Maximum Difference Scaling (MDS or maxdiff) is a scaling technique for dealing with binary attributes (yes/no or present/absent attributes) and to estimate the preference associated with each of them (e.g., importance or desiderability). A MDS exercise consists in exposing respondents to small sets of attributes / messages / statements, each set representing a task.
Respondents are asked to choose the most appealing attributes (best) and least appealing one (worst) for each task.
- definition of the items to be included in the MDS exercise; items should be phrased as dichotomous (i.e., item present or absent);
- identification of the most appropriate MDS framework for the study (sample size; number of tasks; number of items on each task; number of versions/blocks);
- preparation of the MDS design; the combinations of items to be presented to respondents are determined by an experimental design based on design of experiment rules;
- analysis of the MDS data by individual level estimation;
- interpretation of findings and delivery of results.

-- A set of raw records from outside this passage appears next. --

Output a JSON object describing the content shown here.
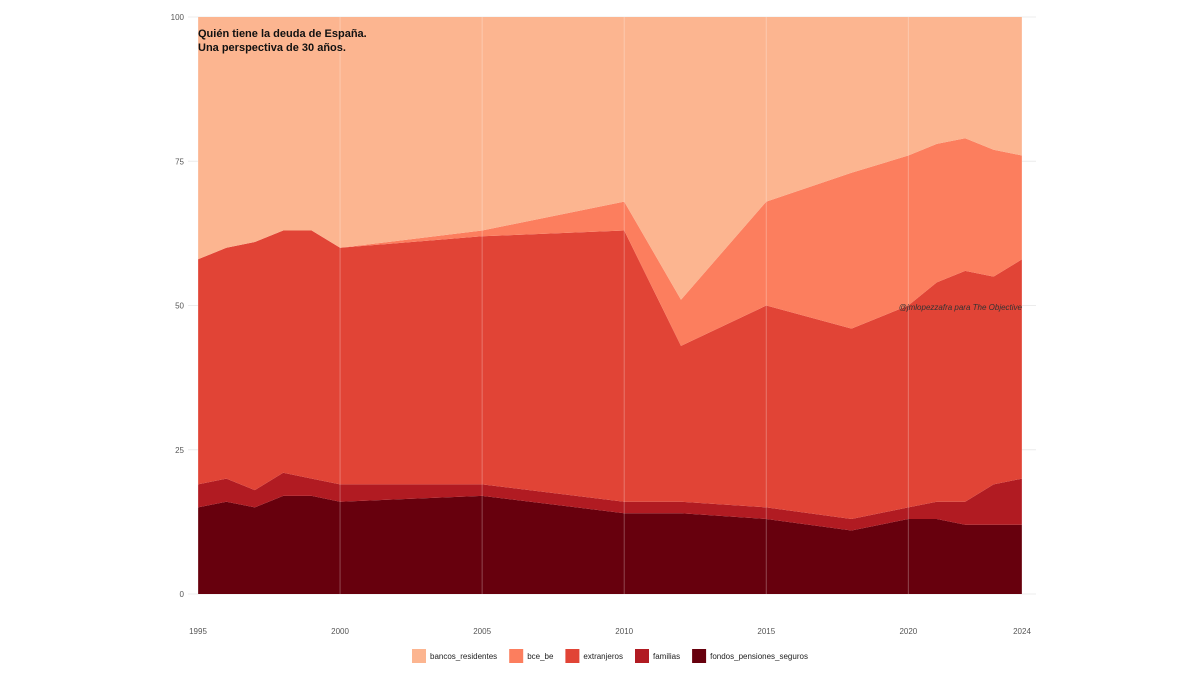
{
  "chart_data": {
    "type": "area",
    "stacked": true,
    "title_lines": [
      "Quién tiene la deuda de España.",
      "Una perspectiva de 30 años."
    ],
    "annotation": "@jmlopezzafra para The Objective",
    "xlabel": "",
    "ylabel": "",
    "ylim": [
      0,
      100
    ],
    "yticks": [
      0,
      25,
      50,
      75,
      100
    ],
    "xlim": [
      1995,
      2024
    ],
    "xticks": [
      1995,
      2000,
      2005,
      2010,
      2015,
      2020,
      2024
    ],
    "grid": true,
    "legend_position": "bottom",
    "x": [
      1995,
      1996,
      1997,
      1998,
      1999,
      2000,
      2005,
      2010,
      2012,
      2015,
      2018,
      2020,
      2021,
      2022,
      2023,
      2024
    ],
    "series": [
      {
        "name": "fondos_pensiones_seguros",
        "color": "#67000d",
        "values": [
          15,
          16,
          15,
          17,
          17,
          16,
          17,
          14,
          14,
          13,
          11,
          13,
          13,
          12,
          12,
          12
        ]
      },
      {
        "name": "familias",
        "color": "#b11b22",
        "values": [
          4,
          4,
          3,
          4,
          3,
          3,
          2,
          2,
          2,
          2,
          2,
          2,
          3,
          4,
          7,
          8
        ]
      },
      {
        "name": "extranjeros",
        "color": "#e14436",
        "values": [
          39,
          40,
          43,
          42,
          43,
          41,
          43,
          47,
          27,
          35,
          33,
          35,
          38,
          40,
          36,
          38
        ]
      },
      {
        "name": "bce_be",
        "color": "#fc7e5e",
        "values": [
          0,
          0,
          0,
          0,
          0,
          0,
          1,
          5,
          8,
          18,
          27,
          26,
          24,
          23,
          22,
          18
        ]
      },
      {
        "name": "bancos_residentes",
        "color": "#fcb590",
        "values": [
          42,
          40,
          39,
          37,
          37,
          40,
          37,
          32,
          49,
          32,
          27,
          24,
          22,
          21,
          23,
          24
        ]
      }
    ],
    "legend_order": [
      "bancos_residentes",
      "bce_be",
      "extranjeros",
      "familias",
      "fondos_pensiones_seguros"
    ]
  }
}
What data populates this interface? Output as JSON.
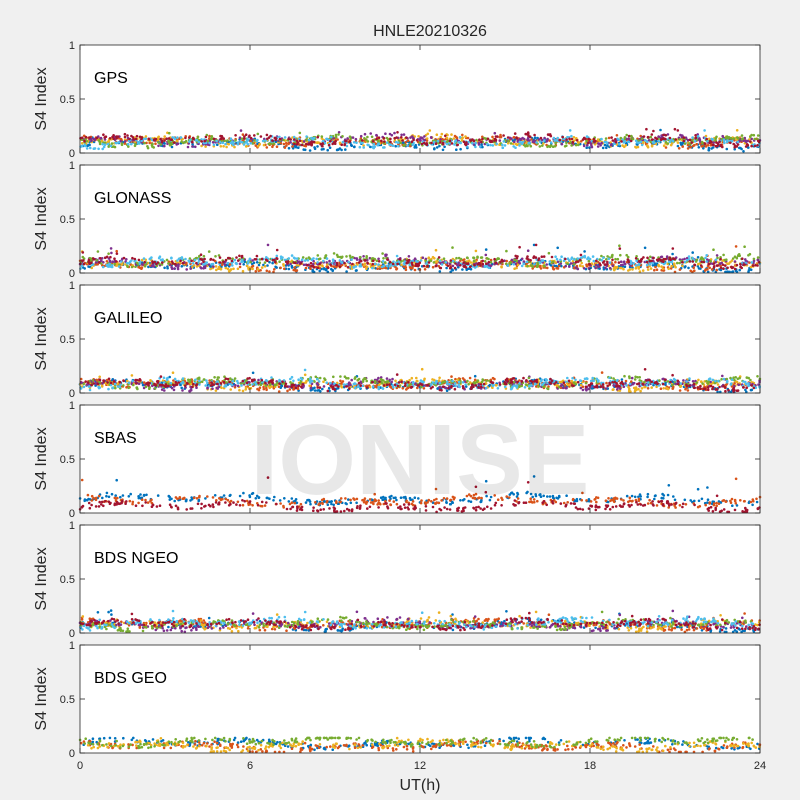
{
  "figure": {
    "title": "HNLE20210326",
    "watermark": "IONISE"
  },
  "colors": {
    "background": "#f0f0f0",
    "axes_bg": "#ffffff",
    "axes_edge": "#262626",
    "palette": [
      "#0072BD",
      "#D95319",
      "#EDB120",
      "#7E2F8E",
      "#77AC30",
      "#4DBEEE",
      "#A2142F"
    ]
  },
  "chart_data": [
    {
      "type": "scatter",
      "panel_label": "GPS",
      "ylabel": "S4 Index",
      "xlabel": "",
      "xlim": [
        0,
        24
      ],
      "ylim": [
        0,
        1
      ],
      "xticks": [
        0,
        6,
        12,
        18,
        24
      ],
      "yticks": [
        0,
        0.5,
        1
      ],
      "ytick_labels": [
        "0",
        "0.5",
        "1"
      ],
      "xtick_labels": [],
      "series_baseline": [
        0.08,
        0.11,
        0.11,
        0.12,
        0.11,
        0.1,
        0.12
      ],
      "max_value": 0.22
    },
    {
      "type": "scatter",
      "panel_label": "GLONASS",
      "ylabel": "S4 Index",
      "xlabel": "",
      "xlim": [
        0,
        24
      ],
      "ylim": [
        0,
        1
      ],
      "xticks": [
        0,
        6,
        12,
        18,
        24
      ],
      "yticks": [
        0,
        0.5,
        1
      ],
      "ytick_labels": [
        "0",
        "0.5",
        "1"
      ],
      "xtick_labels": [],
      "series_baseline": [
        0.06,
        0.07,
        0.08,
        0.1,
        0.12,
        0.1,
        0.1
      ],
      "max_value": 0.26
    },
    {
      "type": "scatter",
      "panel_label": "GALILEO",
      "ylabel": "S4 Index",
      "xlabel": "",
      "xlim": [
        0,
        24
      ],
      "ylim": [
        0,
        1
      ],
      "xticks": [
        0,
        6,
        12,
        18,
        24
      ],
      "yticks": [
        0,
        0.5,
        1
      ],
      "ytick_labels": [
        "0",
        "0.5",
        "1"
      ],
      "xtick_labels": [],
      "series_baseline": [
        0.07,
        0.08,
        0.08,
        0.08,
        0.1,
        0.09,
        0.08
      ],
      "max_value": 0.22
    },
    {
      "type": "scatter",
      "panel_label": "SBAS",
      "ylabel": "S4 Index",
      "xlabel": "",
      "xlim": [
        0,
        24
      ],
      "ylim": [
        0,
        1
      ],
      "xticks": [
        0,
        6,
        12,
        18,
        24
      ],
      "yticks": [
        0,
        0.5,
        1
      ],
      "ytick_labels": [
        "0",
        "0.5",
        "1"
      ],
      "xtick_labels": [],
      "series_baseline": [
        0.13,
        0.11,
        null,
        null,
        null,
        null,
        0.06
      ],
      "max_value": 0.34
    },
    {
      "type": "scatter",
      "panel_label": "BDS NGEO",
      "ylabel": "S4 Index",
      "xlabel": "",
      "xlim": [
        0,
        24
      ],
      "ylim": [
        0,
        1
      ],
      "xticks": [
        0,
        6,
        12,
        18,
        24
      ],
      "yticks": [
        0,
        0.5,
        1
      ],
      "ytick_labels": [
        "0",
        "0.5",
        "1"
      ],
      "xtick_labels": [],
      "series_baseline": [
        0.07,
        0.08,
        0.08,
        0.08,
        0.08,
        0.09,
        0.08
      ],
      "max_value": 0.22
    },
    {
      "type": "scatter",
      "panel_label": "BDS GEO",
      "ylabel": "S4 Index",
      "xlabel": "UT(h)",
      "xlim": [
        0,
        24
      ],
      "ylim": [
        0,
        1
      ],
      "xticks": [
        0,
        6,
        12,
        18,
        24
      ],
      "yticks": [
        0,
        0.5,
        1
      ],
      "ytick_labels": [
        "0",
        "0.5",
        "1"
      ],
      "xtick_labels": [
        "0",
        "6",
        "12",
        "18",
        "24"
      ],
      "series_baseline": [
        0.09,
        0.06,
        0.07,
        null,
        0.11,
        null,
        null
      ],
      "max_value": 0.14
    }
  ]
}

R-sw Tradeoff is the only commercial software that allows running both the short and the graded Paired of Comparisons Models as well as analyzing Maximum Difference Scaling data.
The MDS approach presents a number of important benefits over other approaches commonly used to assess preference or importance for a list of items:
- the MDS setting allow exploring the preference for a potentially rather long list of items, usually between 20 and 40 items, with a limit only imposed by the sample size;
- results are highly differentiated, much more than with a rating scale approach;
- results are highly comparable across markets or segments as items are measured on a common scale, no matter the respondents background (no cultural or experience bias);
- results are on a ratio scale that is highly welcome by researchers;
- very simple exercise for respondents (reduced fatigue, high quality data);
- simple to execute (design easy to prepare, even with restrictions, and analysis easy to run).